There are two big factors though: Back in the Golden Age and Silver Age, American comic books were printed on very cheap paper with very cheap and hasty printing, such that colors were frequently misaligned and you only had a few basic shades to work with. Production values have gone way up recently, though you only have to look at the Funny Pages of a newspaper to see that level of printing quality. The other factor is that American comic books are predominantly a team effort, whereas in a manga, the writer is most commonly also the penciller, the inker, the letterer, and where it applies, the colorist. You don't have one person doing most of the workload in an American comic book except at Image, and Image had major problems with keeping a consistent release schedule until recently.

Speaking of the Funny Pages, that was the type of comics I grew up reading, as I'd just pick up newspapers people would leave behind (which, in the 90's, was an almost daily occurrence) and follow stories in comic strips in that way. Because six-sevenths of them were in black-and-white, I had become very used to the black-and-white format of manga when I started reading it. Today, the Funny Pages are entirely in color, though they seem to be done by someone other than the cartoonist. (For the most part, they are done competently though. Peanuts has light, muted colors that work for it, for example, whereas Non Sequitur has a lot of faded dark blues and grays that complement the hatching and cross-hatching. Nothing that compares to Sunday strips for Calvin and Hobbes back then though.)

Alan45 wrote:
@Greed1914
The worst thing a company can do is stagnate. Especially in a evolving market like anime. Business as usual can kill a company.

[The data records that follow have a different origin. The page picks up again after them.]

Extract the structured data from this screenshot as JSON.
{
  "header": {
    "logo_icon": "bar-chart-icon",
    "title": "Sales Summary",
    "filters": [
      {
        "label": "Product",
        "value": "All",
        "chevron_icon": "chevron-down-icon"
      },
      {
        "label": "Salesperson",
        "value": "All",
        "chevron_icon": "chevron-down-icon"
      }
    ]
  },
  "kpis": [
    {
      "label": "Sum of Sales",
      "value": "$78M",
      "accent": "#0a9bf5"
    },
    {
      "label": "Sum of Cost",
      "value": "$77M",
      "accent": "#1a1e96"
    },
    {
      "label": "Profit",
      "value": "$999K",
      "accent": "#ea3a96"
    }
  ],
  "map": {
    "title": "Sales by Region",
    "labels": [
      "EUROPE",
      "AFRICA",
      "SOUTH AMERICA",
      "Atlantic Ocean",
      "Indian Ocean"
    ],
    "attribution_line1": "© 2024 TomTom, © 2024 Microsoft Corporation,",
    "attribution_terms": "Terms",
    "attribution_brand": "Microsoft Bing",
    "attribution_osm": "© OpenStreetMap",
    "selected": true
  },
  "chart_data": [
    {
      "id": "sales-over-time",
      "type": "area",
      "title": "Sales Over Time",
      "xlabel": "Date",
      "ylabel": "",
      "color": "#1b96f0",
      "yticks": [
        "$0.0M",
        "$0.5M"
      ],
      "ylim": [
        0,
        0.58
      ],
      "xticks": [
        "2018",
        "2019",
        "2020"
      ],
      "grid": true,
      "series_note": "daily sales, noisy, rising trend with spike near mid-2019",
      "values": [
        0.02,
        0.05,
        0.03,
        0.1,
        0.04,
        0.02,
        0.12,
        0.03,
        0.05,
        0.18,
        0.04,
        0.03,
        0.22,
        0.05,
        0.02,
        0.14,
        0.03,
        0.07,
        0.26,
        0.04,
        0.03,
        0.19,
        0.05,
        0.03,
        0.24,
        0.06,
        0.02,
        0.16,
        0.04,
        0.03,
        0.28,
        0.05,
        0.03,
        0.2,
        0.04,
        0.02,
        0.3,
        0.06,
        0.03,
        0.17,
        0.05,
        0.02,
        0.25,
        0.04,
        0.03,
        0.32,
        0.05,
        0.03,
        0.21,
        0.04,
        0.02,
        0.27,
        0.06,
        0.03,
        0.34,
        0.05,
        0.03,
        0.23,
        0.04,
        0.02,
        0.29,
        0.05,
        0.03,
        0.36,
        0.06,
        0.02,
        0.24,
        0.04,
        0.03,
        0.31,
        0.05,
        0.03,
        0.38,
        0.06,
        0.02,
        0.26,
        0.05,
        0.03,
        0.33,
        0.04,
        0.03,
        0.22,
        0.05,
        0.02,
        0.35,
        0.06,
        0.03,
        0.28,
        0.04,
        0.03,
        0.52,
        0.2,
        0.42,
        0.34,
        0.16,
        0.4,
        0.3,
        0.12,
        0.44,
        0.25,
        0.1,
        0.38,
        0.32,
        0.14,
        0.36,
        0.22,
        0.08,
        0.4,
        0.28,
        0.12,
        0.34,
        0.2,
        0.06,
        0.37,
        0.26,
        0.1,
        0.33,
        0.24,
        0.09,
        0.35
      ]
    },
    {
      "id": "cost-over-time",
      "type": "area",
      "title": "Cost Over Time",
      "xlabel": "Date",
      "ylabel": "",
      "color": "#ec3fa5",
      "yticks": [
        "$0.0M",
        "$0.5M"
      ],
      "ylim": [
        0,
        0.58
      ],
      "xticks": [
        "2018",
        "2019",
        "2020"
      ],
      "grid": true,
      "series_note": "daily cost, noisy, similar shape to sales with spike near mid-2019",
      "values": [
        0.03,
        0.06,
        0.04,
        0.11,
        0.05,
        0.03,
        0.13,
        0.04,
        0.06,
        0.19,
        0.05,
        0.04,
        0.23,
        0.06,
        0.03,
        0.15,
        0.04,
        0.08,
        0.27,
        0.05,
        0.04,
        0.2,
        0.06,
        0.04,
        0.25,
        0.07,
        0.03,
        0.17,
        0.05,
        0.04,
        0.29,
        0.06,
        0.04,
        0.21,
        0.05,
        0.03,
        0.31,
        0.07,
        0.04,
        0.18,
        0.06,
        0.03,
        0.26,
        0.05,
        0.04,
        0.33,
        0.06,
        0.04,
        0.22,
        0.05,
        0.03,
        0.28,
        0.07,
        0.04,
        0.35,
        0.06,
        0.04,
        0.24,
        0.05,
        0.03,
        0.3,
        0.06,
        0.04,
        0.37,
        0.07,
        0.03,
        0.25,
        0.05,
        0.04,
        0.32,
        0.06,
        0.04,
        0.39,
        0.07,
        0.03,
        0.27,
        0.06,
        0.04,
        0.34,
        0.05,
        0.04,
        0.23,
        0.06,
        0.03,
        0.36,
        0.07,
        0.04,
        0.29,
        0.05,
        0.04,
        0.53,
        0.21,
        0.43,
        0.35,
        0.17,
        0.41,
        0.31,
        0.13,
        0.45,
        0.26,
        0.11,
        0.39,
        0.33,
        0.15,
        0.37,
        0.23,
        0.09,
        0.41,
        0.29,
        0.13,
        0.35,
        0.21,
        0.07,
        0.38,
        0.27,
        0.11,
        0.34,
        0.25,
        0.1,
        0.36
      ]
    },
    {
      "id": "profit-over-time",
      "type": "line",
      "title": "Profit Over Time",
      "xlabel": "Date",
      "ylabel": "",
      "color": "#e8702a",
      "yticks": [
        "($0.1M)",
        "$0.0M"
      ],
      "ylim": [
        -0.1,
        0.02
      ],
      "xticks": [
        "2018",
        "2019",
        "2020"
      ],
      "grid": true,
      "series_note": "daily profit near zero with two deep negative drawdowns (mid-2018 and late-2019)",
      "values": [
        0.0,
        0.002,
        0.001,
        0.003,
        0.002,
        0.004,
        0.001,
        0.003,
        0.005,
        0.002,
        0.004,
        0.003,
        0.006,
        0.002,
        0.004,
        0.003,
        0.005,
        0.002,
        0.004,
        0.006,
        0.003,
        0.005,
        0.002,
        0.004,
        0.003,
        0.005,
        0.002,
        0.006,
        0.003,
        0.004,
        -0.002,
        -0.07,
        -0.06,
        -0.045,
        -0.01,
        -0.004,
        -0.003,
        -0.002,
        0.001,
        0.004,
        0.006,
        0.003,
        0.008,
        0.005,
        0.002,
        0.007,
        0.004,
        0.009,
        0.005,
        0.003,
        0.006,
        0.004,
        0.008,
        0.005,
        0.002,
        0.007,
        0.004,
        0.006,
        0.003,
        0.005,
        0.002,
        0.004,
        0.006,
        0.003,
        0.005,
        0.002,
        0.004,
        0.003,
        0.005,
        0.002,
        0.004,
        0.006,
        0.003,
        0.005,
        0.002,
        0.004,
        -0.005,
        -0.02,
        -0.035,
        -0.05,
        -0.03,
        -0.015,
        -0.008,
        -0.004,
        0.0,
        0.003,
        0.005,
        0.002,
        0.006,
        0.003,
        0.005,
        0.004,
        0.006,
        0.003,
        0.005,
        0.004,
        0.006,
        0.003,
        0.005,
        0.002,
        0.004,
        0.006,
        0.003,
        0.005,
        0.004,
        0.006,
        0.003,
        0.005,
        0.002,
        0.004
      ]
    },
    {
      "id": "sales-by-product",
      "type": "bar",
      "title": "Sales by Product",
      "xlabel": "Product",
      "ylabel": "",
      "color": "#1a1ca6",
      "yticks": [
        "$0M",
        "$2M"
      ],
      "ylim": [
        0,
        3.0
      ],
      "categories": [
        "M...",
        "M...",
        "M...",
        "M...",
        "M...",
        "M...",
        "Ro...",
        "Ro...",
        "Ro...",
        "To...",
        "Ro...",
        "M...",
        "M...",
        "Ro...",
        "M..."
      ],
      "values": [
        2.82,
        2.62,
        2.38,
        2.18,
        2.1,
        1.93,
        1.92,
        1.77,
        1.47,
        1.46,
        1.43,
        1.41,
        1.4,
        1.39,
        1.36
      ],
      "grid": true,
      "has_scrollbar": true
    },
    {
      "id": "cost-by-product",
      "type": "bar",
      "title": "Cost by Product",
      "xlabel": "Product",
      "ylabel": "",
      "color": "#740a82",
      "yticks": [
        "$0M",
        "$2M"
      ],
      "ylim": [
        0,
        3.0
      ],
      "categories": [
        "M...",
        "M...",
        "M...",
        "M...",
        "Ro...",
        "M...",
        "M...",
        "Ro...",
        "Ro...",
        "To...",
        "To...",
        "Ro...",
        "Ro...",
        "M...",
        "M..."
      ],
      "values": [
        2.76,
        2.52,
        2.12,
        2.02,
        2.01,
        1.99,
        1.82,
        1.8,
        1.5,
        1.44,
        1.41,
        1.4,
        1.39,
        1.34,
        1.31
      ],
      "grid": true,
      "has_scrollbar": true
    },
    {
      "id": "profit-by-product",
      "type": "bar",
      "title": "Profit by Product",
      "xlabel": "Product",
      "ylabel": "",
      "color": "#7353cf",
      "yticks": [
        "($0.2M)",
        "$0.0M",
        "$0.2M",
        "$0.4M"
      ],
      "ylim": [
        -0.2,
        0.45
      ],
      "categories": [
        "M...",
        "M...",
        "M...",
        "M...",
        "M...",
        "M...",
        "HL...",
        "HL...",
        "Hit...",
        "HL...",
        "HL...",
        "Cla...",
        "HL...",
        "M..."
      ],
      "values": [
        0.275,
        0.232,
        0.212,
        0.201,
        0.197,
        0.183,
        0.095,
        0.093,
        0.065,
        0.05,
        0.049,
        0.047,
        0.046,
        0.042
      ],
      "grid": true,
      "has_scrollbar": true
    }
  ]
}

Depends. A company can afford to stagmate if it has a monopoly, or at least a lack of significant competition. In those circumstances, there isn't some other force threatening to end your company, and so the most logical course of action would be to take as few risks as possible--your consumer base won't change short of them dying out.

I don't know if FUNimation was ever in this situation, but after that 00's anime bubble burst, it sure felt like it was the only big player left in anime. FUNimation is not the sort of company to let itself stagnate though--even if it has no direct anime competition, it must still compete with other media producers.

In one of the hobbies I follow (whose World Championships had just ended on Sunday), the manufacturing was reduced to one company in the entirety of the 00's. During that period, this company earned a reputation for a near-total lack of innovation or risk and low build quality. But whereas all of its competition had vanished, this company thrived because it rather closely followed the mainstream image of the hobby, and it was able to consistently bring in enough revenue from outside its fandom to survive to this day. Not coincidentially, when major competition DID pop up in 2012, the company shot way up in workmanship and creativity.

Basically, when you're a company, you need something chasing you to keep running.

Dfens wrote:
As for webtoons their is no comparison when comparing to actual printed Japanese Manga. You can tell that stuff isn't drawn on actual paper and the level of experience/quality is all over the place. It's just as simple as the pool of talent available compared to Japan.

It may work well in Korea but not in other countries. Look I've read or tried to read a few of their titles, their is one in particular I read every week that has really good art but it's something a American independent comic company would put out but nowhere good enough for release in Japan. Don't get me wrong their are a few Korean artists that are as good if not better than the ones in Japan but they are only a handful I can count on one hand.


I don't understand: What makes the Japanese comic book artists higher quality? I'd imagine that if there is the same infrastructure for webcomics in Japan as in other countries, the quality would be all over the place too.